I know this because I have seen your work. You have sent it to me over email, thrust a screenplay into my hand, sneaked a chapter into conversation, recited poetry to me on the subway, bombarded me with links to your blog detailing, in exquisite prose, what you ate for breakfast, how sad the Haitian disaster is, and what you thought about Avatar. I did not respond. I did not, initially, even tell you I was a writer, but you were alerted, perhaps, by the fact my debit card had been declined for a two-dollar cup of coffee, and then you were onto me. You were initially suspicious as no one is really a writer except JK Rowling. But having ascertained, by stealth, that I did indeed have literary representation and that I had published a book that no one had read except a few disappointed pedophiles who later complained to the publisher about advertising standards, you decided that I was going to share with you the secrets of my trade -- I was going to read your shit goddammit! -- and confirm what you always knew. That you are an unappreciated genius, and you will be one of the lucky few who will earn their living -- as an Author.

I am aware that I sound spookily like Josh Olson in his September '09 contribution to the literary canon, succinctly titled 'I will not read your fucking script', but I think Josh's vein of argument needs continuing. I think the world would be a happier place if people's literary dreams were crushed, their ambition snapped in the sapling stages, trampled on brutally. Channeling my inner-Hitler, I think the majority of those with literary ambitions should be herded off to ghettos where they can inflict themselves upon other talentless individuals and read bad poetry together and regale their compatriots with carefully-rehearsed bullshit about how much they love writing, it's in their soul, it's their life, it's their dream, it is -- their right.
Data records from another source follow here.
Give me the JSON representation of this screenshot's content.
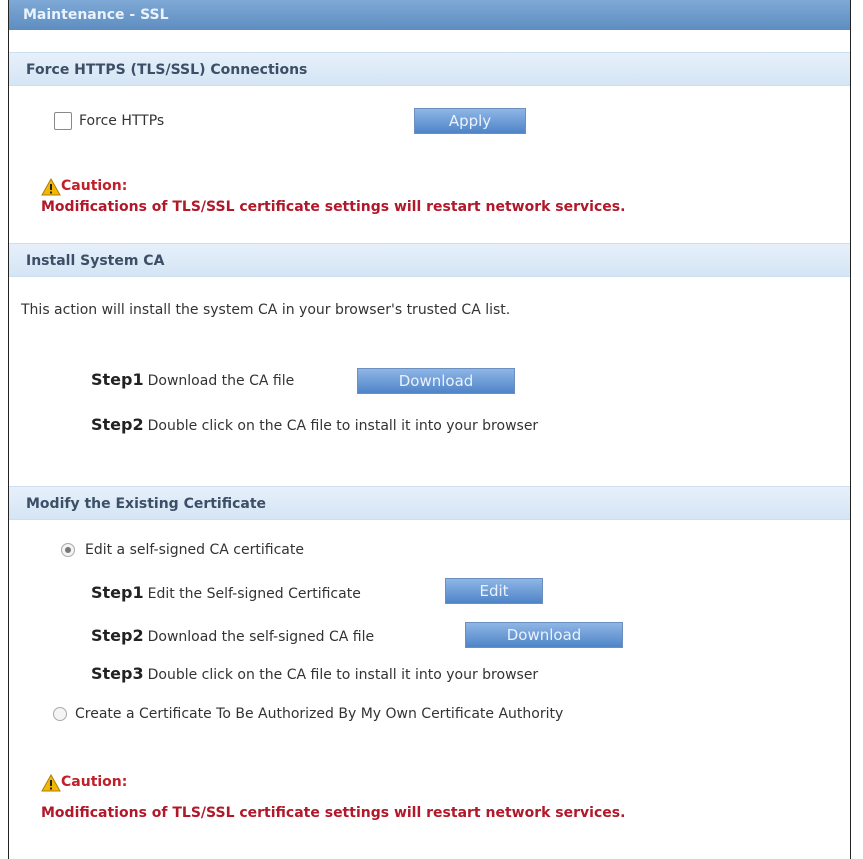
{
  "title": "Maintenance - SSL",
  "force_https": {
    "header": "Force HTTPS (TLS/SSL) Connections",
    "checkbox_label": "Force HTTPs",
    "apply_label": "Apply",
    "caution_label": "Caution:",
    "caution_message": "Modifications of TLS/SSL certificate settings will restart network services."
  },
  "install_ca": {
    "header": "Install System CA",
    "description": "This action will install the system CA in your browser's trusted CA list.",
    "step1_label": "Step1",
    "step1_text": "Download the CA file",
    "download_label": "Download",
    "step2_label": "Step2",
    "step2_text": "Double click on the CA file to install it into your browser"
  },
  "modify_cert": {
    "header": "Modify the Existing Certificate",
    "option1_label": "Edit a self-signed CA certificate",
    "step1_label": "Step1",
    "step1_text": "Edit the Self-signed Certificate",
    "edit_label": "Edit",
    "step2_label": "Step2",
    "step2_text": "Download the self-signed CA file",
    "download_label": "Download",
    "step3_label": "Step3",
    "step3_text": "Double click on the CA file to install it into your browser",
    "option2_label": "Create a Certificate To Be Authorized By My Own Certificate Authority",
    "caution_label": "Caution:",
    "caution_message": "Modifications of TLS/SSL certificate settings will restart network services."
  }
}
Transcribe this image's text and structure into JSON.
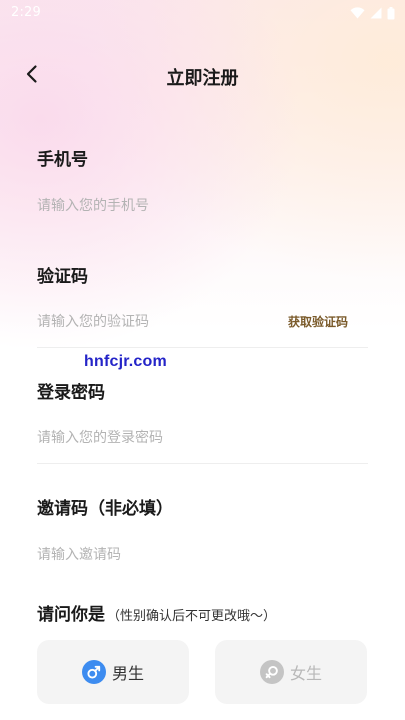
{
  "status_bar": {
    "time": "2:29"
  },
  "header": {
    "title": "立即注册",
    "back_icon": "chevron-left-icon"
  },
  "form": {
    "phone": {
      "label": "手机号",
      "placeholder": "请输入您的手机号"
    },
    "code": {
      "label": "验证码",
      "placeholder": "请输入您的验证码",
      "get_code_label": "获取验证码"
    },
    "password": {
      "label": "登录密码",
      "placeholder": "请输入您的登录密码"
    },
    "invite": {
      "label": "邀请码（非必填）",
      "placeholder": "请输入邀请码"
    }
  },
  "gender": {
    "question": "请问你是",
    "hint": "（性别确认后不可更改哦～）",
    "male_label": "男生",
    "female_label": "女生",
    "selected": "male"
  },
  "watermark": "hnfcjr.com",
  "colors": {
    "male_accent": "#3d8cf0",
    "female_inactive": "#c4c4c4",
    "get_code": "#7a5a2a"
  }
}
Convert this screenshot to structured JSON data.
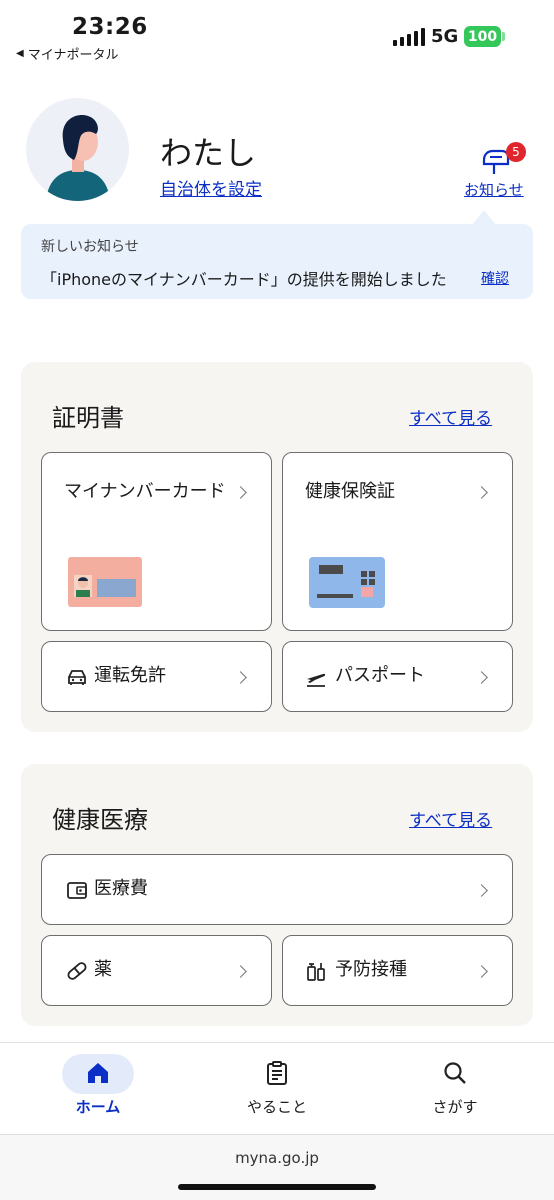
{
  "status_bar": {
    "time": "23:26",
    "back_app": "マイナポータル",
    "network": "5G",
    "battery": "100"
  },
  "profile": {
    "name": "わたし",
    "set_municipality": "自治体を設定",
    "notifications_label": "お知らせ",
    "notifications_count": "5"
  },
  "notice": {
    "title": "新しいお知らせ",
    "text": "「iPhoneのマイナンバーカード」の提供を開始しました",
    "confirm": "確認"
  },
  "certificates": {
    "title": "証明書",
    "see_all": "すべて見る",
    "cards": [
      {
        "label": "マイナンバーカード"
      },
      {
        "label": "健康保険証"
      },
      {
        "label": "運転免許"
      },
      {
        "label": "パスポート"
      }
    ]
  },
  "health": {
    "title": "健康医療",
    "see_all": "すべて見る",
    "rows": [
      {
        "label": "医療費"
      },
      {
        "label": "薬"
      },
      {
        "label": "予防接種"
      }
    ]
  },
  "tabbar": {
    "items": [
      {
        "label": "ホーム",
        "icon": "home-icon",
        "active": true
      },
      {
        "label": "やること",
        "icon": "clipboard-icon"
      },
      {
        "label": "さがす",
        "icon": "search-icon"
      }
    ]
  },
  "browser": {
    "url": "myna.go.jp"
  },
  "colors": {
    "link": "#0a2ec6",
    "panel_bg": "#f7f5f1",
    "notice_bg": "#e8f1fc",
    "badge": "#e0262c",
    "battery": "#34c759"
  }
}
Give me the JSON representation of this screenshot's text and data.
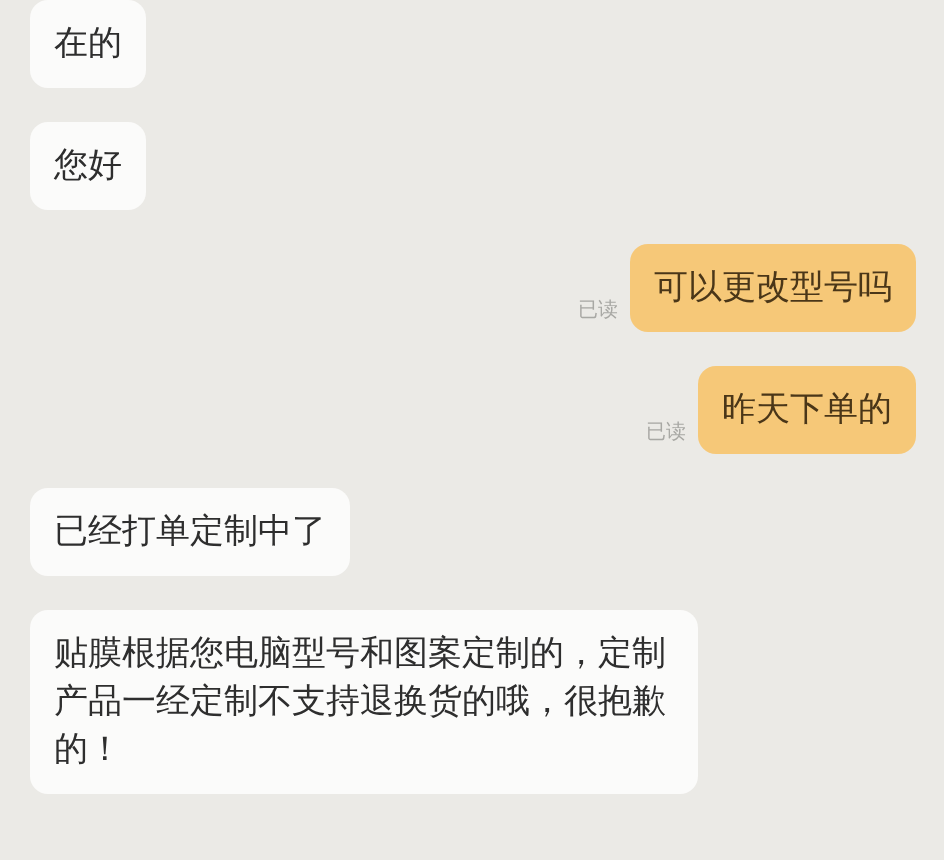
{
  "messages": [
    {
      "kind": "incoming",
      "text": "在的"
    },
    {
      "kind": "incoming",
      "text": "您好"
    },
    {
      "kind": "outgoing",
      "text": "可以更改型号吗",
      "receipt": "已读"
    },
    {
      "kind": "outgoing",
      "text": "昨天下单的",
      "receipt": "已读"
    },
    {
      "kind": "incoming",
      "text": "已经打单定制中了"
    },
    {
      "kind": "incoming",
      "text": "贴膜根据您电脑型号和图案定制的，定制产品一经定制不支持退换货的哦，很抱歉的！"
    }
  ]
}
Am I talking about you? Possibly. If you have never published a word in your life but continue to ask me to read your masterpiece, give you the contact details for my commissioning editor, put in a good word for you with my agent, and harass me over whether I think you can earn a living from this dubious profession, I am talking about you. I have spent nine years, one published memoir, two unpublished novels, three spec screenplays, thirty or so articles and hundreds of rejected pitches to get to 2010 -- a year which is completely booked up with writing work. Am I really going to give you in five minutes what it took me nearly a decade to acquire? Particularly when I think you lack any discernible aptitude for the written word? I think not. As Josh Olson phrases it:

... not only is it cruel to encourage the hopeless, but you cannot discourage a writer. If someone can talk you out of being a writer, you're not a writer. If I can talk you out of being a writer, I've done you a favor, because now you'll be free to pursue your real talent, whatever that may be. And, for the record, everybody has one. The lucky ones figure out what that is. The unlucky ones keep on writing shitty screenplays and asking me to read them.

You might well be a writer. You might make it to the New York Times bestseller list. You might be the kind of person who finds "Cut out the metaphors and similes" instantly elevates you to publishable status, and from then on, you never look back, frolicking like a lamb through the meadows of publishing, leaving the rest of us limping, bitterly, behind. But if you ask my opinion, if you want my advice, if you harass me continually on how I manage to fund my writing habit at the expense of actually having a life - in short, if you want to know how you, too, can be successful -- my number 1 tip is going to be NEVER WRITE AGAIN.